Sicherheits-Gewinn Return on Security Investment – Ertrag aus Risiko vs. Aufwand

Ordnungsmerkmale

erschienen in: <kes> 2005#6, Seite 23

Rubrik: Management und Wissen

Schlagwort: Return on Security Investment

Zusammenfassung: Investitionen in die Sicherheit der IT-Infrastruktur eines Unternehmens sind sicherlich keine zu vernachlässigende Größe und dürfen auch kein Selbstzweck sein. Angesichts deutlicher Zurückhaltung bei derartigen Investitionen erscheint jedoch eine erneute Besinnung auf die betriebswirtschaftlichen Überlegungen angebracht, die durchaus auch für Sicherheits-Investitionen sprechen können.

Autor: Von Berndt Kaiser und Latifa Yakhloufi-Konstroffer, Frankfurt

Schäden durch IT- und Netzwerkausfälle sind zwar schwer exakt zu beziffern, aber beileibe keine graue Theorie: Im vergangenen Jahr legten Serverausfälle oder der Zusammenbruch ganzer Netzwerke zwei Drittel der Firmen zeitweise lahm. Wie Mummert Consulting in der Studie "IT-Security 2004" berichtet, fiel bei jedem elften registrierten Angriff das Unternehmensnetzwerk sogar länger als einen Arbeitstag aus. Und das kann teuer werden: Die Folgen mangelhafter Sicherheitsmaßnahmen kosteten 44 % der Firmen bis zu 10.000 €, jeder zehnte IT-Manager bezifferte den Schaden auf bis zu 100.000 € – 1 % beklagte sogar Verluste von mehr als einer halben Million.

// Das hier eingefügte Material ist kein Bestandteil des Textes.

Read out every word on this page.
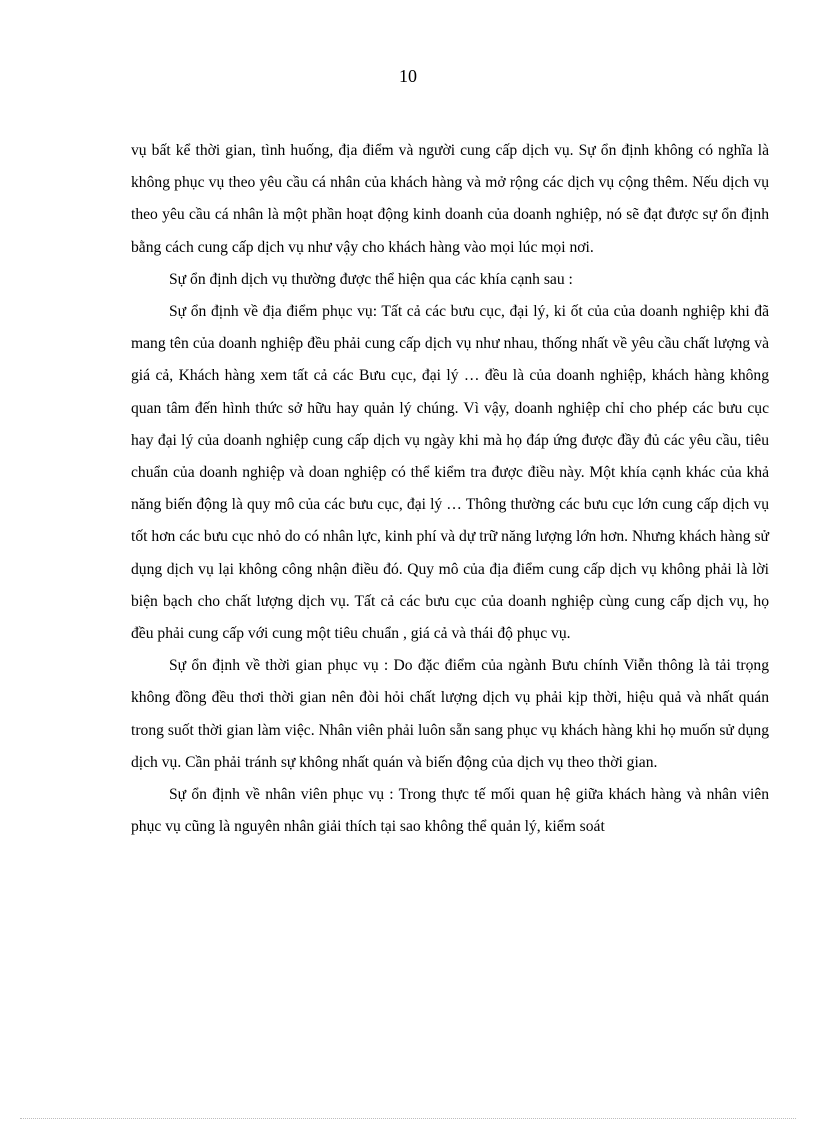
10

vụ bất kể thời gian, tình huống, địa điểm và người cung cấp dịch vụ. Sự ổn định không có nghĩa là không phục vụ theo yêu cầu cá nhân của khách hàng và mở rộng các dịch vụ cộng thêm. Nếu dịch vụ theo yêu cầu cá nhân là một phần hoạt động kinh doanh của doanh nghiệp, nó sẽ đạt được sự ổn định bằng cách cung cấp dịch vụ như vậy cho khách hàng vào mọi lúc mọi nơi.

Sự ổn định dịch vụ thường được thể hiện qua các khía cạnh sau :

Sự ổn định về địa điểm phục vụ: Tất cả các bưu cục, đại lý, ki ốt của của doanh nghiệp khi đã mang tên của doanh nghiệp đều phải cung cấp dịch vụ như nhau, thống nhất về yêu cầu chất lượng và giá cả, Khách hàng xem tất cả các Bưu cục, đại lý … đều là của doanh nghiệp, khách hàng không quan tâm đến hình thức sở hữu hay quản lý chúng. Vì vậy, doanh nghiệp chỉ cho phép các bưu cục hay đại lý của doanh nghiệp cung cấp dịch vụ ngày khi mà họ đáp ứng được đầy đủ các yêu cầu, tiêu chuẩn của doanh nghiệp và doan nghiệp có thể kiểm tra được điều này. Một khía cạnh khác của khả năng biến động là quy mô của các bưu cục, đại lý … Thông thường các bưu cục lớn cung cấp dịch vụ tốt hơn các bưu cục nhỏ do có nhân lực, kinh phí và dự trữ năng lượng lớn hơn. Nhưng khách hàng sử dụng dịch vụ lại không công nhận điều đó. Quy mô của địa điểm cung cấp dịch vụ không phải là lời biện bạch cho chất lượng dịch vụ. Tất cả các bưu cục của doanh nghiệp cùng cung cấp dịch vụ, họ đều phải cung cấp với cung một tiêu chuẩn , giá cả và thái độ phục vụ.

Sự ổn định về thời gian phục vụ : Do đặc điểm của ngành Bưu chính Viễn thông là tải trọng không đồng đều thơi thời gian nên đòi hỏi chất lượng dịch vụ phải kịp thời, hiệu quả và nhất quán trong suốt thời gian làm việc. Nhân viên phải luôn sẵn sang phục vụ khách hàng khi họ muốn sử dụng dịch vụ. Cần phải tránh sự không nhất quán và biến động của dịch vụ theo thời gian.

Sự ổn định về nhân viên phục vụ : Trong thực tế mối quan hệ giữa khách hàng và nhân viên phục vụ cũng là nguyên nhân giải thích tại sao không thể quản lý, kiểm soát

Doch die wenigsten Unternehmen scheinen aus diesem Schaden klug zu werden. Mehr als die Hälfte der befragten Firmen haben ihr Engagement in puncto Datensicherheit gegenüber dem Vorjahr nicht aufgestockt – im Gegenteil: Fast jedes zwölfte Unternehmen will das entsprechende Budget sogar senken. Derzeit steht offensichtlich vor allem die Kostenseite der Investitionen im Fokus der Entscheidung. Die Folge: Zwei von fünf Sicherheitsinvestitionen scheitern, weil niemand das dafür nötige Geld in die Hand nehmen will. Bisweilen scheint es dabei an objektivierten finanziellen Argumenten zu mangeln, was nicht so sein müsste.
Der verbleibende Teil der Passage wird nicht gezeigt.